” Désolé, votre mot de passe est invalide… “Maurice fait grise mine devant son PC. Pour la troisième fois, sous le regard goguenard de sa petite famille, il essaie les codes fournis par sa banque. Tout y est : pas de faute de saisie, respect des minuscules et des majuscules, code de l’agence, numéro de compte, mot de passe… Pourtant, rien n’y fait.S’ensuivent quelques remarques amusées de son épouse : “Ah ! c’est génial Internet. Et ça sert à quoi d’avoir une ligne ADSL si on ne peut même pas voir son extrait de compte ?” Même les enfants exultent :“Papa, il est planté ! Papa, il est planté !”
Papa Maurice ne ” moufte ” pas, mais n’en pense pas moins. “Vous, les gamins, Contrôle-Z.”Sur le papier envoyé par son agence, on lui rappelle dans un coin qu’il peut changer son mot de passe. Maurice n’hésite pas, il y va de son honneur ! Sinon, ses trois mômes et son épouse vont le ranger directement dans la catégorie des ” technoploucs “.
Retour sur la page précédente, clic sur l’option ” Vous souhaitez changer de mot de passe “. Maurice suit scrupuleusement chaque étape.

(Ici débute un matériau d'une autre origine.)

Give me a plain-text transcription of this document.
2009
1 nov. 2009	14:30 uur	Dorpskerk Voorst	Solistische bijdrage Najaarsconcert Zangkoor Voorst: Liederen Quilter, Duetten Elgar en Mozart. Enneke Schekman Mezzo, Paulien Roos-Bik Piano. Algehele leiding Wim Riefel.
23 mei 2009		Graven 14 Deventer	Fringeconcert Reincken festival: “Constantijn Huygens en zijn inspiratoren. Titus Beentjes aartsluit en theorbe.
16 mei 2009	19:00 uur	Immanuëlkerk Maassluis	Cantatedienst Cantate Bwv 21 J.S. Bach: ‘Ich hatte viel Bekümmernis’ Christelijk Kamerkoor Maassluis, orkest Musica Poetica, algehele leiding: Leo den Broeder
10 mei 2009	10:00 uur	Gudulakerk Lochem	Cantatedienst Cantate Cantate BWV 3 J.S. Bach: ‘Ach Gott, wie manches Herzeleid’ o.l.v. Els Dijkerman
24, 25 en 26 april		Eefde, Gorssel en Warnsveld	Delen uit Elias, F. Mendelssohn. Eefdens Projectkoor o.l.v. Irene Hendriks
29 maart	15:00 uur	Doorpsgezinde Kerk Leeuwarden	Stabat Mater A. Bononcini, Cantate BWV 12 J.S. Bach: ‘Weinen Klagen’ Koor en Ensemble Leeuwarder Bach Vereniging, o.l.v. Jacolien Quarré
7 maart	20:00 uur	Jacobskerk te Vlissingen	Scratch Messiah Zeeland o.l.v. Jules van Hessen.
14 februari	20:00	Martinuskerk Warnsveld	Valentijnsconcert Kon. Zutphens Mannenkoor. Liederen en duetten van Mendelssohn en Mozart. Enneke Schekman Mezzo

Il remplit absolument toutes les options et valide enfin son mot de passe, un élégant agrégat des prénoms de ses gniards et de sa tendre épouse. “Ressaisissez le mot de passe pour contrôle, et validez.”Maurice obtempère.Miracle ! S’affiche à l’écran : ” Opération réussie, vous pouvez utiliser votre nouveau mot de passe. “Et voilà Maurice le sourire aux lèvres, mais quand même un peu pâle, qui revient à la case départ : code agence, numéro de compte, nouveau mot de passe, validation. Les yeux vrillés sur l’écran, Bernadette, son épouse, commente : ” Euh ! là, tu es un vrai magicien… “
Effectivement. A l’écran, le solde est grassement positif, à la limite de l’obscène, là où un découvert autorisé devrait logiquement s’afficher en rouge. Maurice n’en croit pas ses yeux. Il ne savait pas que son PEL était plein à craquer, qu’il avait des actions sur un PEA et quelques autres broutilles qui rendent les fins de mois souriantes.Du coup, Bernadette lui demande de cliquer ici et puis là. Même l’option ” Virement ” est active. Par acquis de conscience, Maurice note les montants (la part du rêve), les infos qui lui permettront de prouver qu’il était bien ailleurs.

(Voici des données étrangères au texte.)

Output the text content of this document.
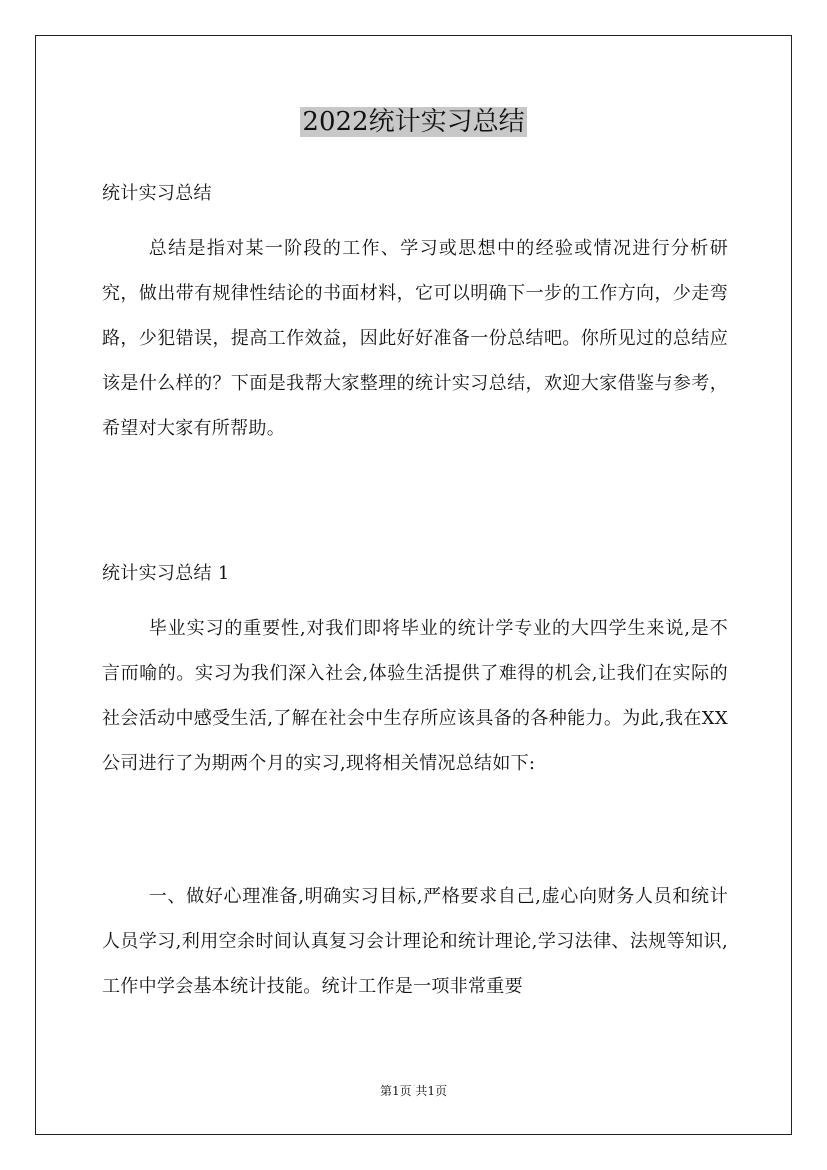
2022统计实习总结

统计实习总结

总结是指对某一阶段的工作、学习或思想中的经验或情况进行分析研究，做出带有规律性结论的书面材料，它可以明确下一步的工作方向，少走弯路，少犯错误，提高工作效益，因此好好准备一份总结吧。你所见过的总结应该是什么样的？下面是我帮大家整理的统计实习总结，欢迎大家借鉴与参考，希望对大家有所帮助。

统计实习总结 1

毕业实习的重要性,对我们即将毕业的统计学专业的大四学生来说,是不言而喻的。实习为我们深入社会,体验生活提供了难得的机会,让我们在实际的社会活动中感受生活,了解在社会中生存所应该具备的各种能力。为此,我在XX公司进行了为期两个月的实习,现将相关情况总结如下:

一、做好心理准备,明确实习目标,严格要求自己,虚心向财务人员和统计人员学习,利用空余时间认真复习会计理论和统计理论,学习法律、法规等知识,工作中学会基本统计技能。统计工作是一项非常重要

第1页 共1页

A ses côtés, Bernadette commence à criser sur la sécurité qui protège son découvert bancaire des yeux indiscrets. Maurice revient à la page de saisie des codes. Il l’ausculte, tel un médecin-légiste face à un cadavre tout frais, et découvre dans un coin un bouton ” Démonstration “. Clic ! Revoilà les mêmes comptes, toujours aussi grassement garnis.Ainsi, son mot de passe perso lui ouvre les portes… de la démo vantarde de sa banque plutôt que celles de son compte naufragé, sans explication. De fait, la procédure de personnalisation du mot de passe est en rade. Et la banque, subtile, de conduire tous les internautes-clients de bonne foi vers une page où il fait bon rêver. A croire que la banque aimerait bien navoir que des clients ayant au minimum ce profil !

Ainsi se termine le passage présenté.